Il linguaggio «ampio»

Vera Gheno è diventata la socio-linguista più famosa d’Italia, un personaggio televisivo e divisivo, proprio come i simboli (*, ə) della «lotta» che porta avanti. Sceglie ogni parola con cura e la cambia, come da sempre fanno i rivoluzionari. Già sull’espressione «linguaggio inclusivo» ha da ridire: preferisce parlare di «linguaggio ampio» perché, dice, «la parola inclusivo presuppone che ci siano persone normali che ne accolgono altre, diverse». Oggi sarà ospite di un incontro a Grono (organizzano Soroptimist International Club Moesano e la Biblioteca Comunale, modera la giornalista Laura Zucchetti) per parlare del suo ultimo libro Grammamanti (Einaudi 2024) dove racconta il suo amore per la lingua italiana.

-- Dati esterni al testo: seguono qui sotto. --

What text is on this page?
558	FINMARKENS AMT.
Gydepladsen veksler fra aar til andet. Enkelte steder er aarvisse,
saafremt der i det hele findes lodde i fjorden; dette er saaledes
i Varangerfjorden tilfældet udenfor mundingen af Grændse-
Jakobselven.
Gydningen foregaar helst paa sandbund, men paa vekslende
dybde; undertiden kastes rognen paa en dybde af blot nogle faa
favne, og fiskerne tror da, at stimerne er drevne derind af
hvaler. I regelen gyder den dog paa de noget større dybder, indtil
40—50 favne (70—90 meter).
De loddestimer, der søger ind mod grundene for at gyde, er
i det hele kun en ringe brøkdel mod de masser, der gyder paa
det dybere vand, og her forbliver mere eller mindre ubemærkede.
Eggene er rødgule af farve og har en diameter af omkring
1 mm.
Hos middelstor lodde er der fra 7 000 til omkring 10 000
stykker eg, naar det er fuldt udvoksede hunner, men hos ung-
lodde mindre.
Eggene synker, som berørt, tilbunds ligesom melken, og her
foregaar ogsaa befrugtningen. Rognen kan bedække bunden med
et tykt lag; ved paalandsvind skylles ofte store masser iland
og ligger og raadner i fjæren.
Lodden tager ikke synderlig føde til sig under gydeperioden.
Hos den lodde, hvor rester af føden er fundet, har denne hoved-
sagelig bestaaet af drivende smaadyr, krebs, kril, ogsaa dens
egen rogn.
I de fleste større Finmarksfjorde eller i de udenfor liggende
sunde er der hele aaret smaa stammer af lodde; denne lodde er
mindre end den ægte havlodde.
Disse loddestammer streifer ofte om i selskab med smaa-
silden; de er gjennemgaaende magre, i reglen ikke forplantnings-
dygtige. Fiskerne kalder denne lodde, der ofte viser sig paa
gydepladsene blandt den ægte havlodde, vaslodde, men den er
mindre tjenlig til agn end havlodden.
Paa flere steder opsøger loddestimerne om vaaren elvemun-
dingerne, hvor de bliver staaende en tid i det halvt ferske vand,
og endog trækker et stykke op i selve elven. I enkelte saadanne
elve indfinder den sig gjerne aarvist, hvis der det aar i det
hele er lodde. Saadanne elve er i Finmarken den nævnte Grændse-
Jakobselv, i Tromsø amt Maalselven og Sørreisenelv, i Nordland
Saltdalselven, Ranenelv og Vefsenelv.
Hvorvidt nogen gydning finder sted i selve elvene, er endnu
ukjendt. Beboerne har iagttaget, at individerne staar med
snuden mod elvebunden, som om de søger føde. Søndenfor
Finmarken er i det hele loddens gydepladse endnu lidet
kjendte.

Un amore «diverso» e multigender, va da sé. Anche se la ricercatrice dell’Università di Firenze - capelli corti, look «manlike» o androgino come si diceva una volta - si confessa una «donna etero-cis-normativa» con figli («una donna e una madre» direbbe Giorgia Meloni) ha idee sulla sessualità aperte e «ampie» come il suo amore per la lingua. «Sono tendenzialmente cresciuta in una cultura legata al binarismo di genere - dice - ma per me non è stato per nulla traumatico rendermi conto che i generi in realtà sono più di due. So benissimo che per molti non vale lo stesso».

Mammətə e sorətə

Il problema è che nella lingua italiana i generi sono appunto due. E con questo binarismo linguistico si scontrano i sostenitori della «ə». Come funziona? Si pronuncia con un suono a metà tra «a» ed «e», come nel napoletano «mamm’t’» o «sor’t’» (tua mamma, tua sorella). Nella Svizzera Italiana prevale il femminile («la schwa») ma la forma corretta sarebbe al maschile («lo schwa») precisa Gheno, perché deriva da un termine tedesco di genere neutro («Das»). Qui la linguista stronca subito l’osservazione («è una cavolata») che sorge spontanea: se l’italiano avesse il neutro, come il tedesco, il problema sembrerebbe risolto. «In realtà quello che manca alla nostra lingua non è un terzo genere - precisa la studiosa - ma la possibilità di non esprimere alcungenere, e questa lacuna è appunto quello che si vuole colmare».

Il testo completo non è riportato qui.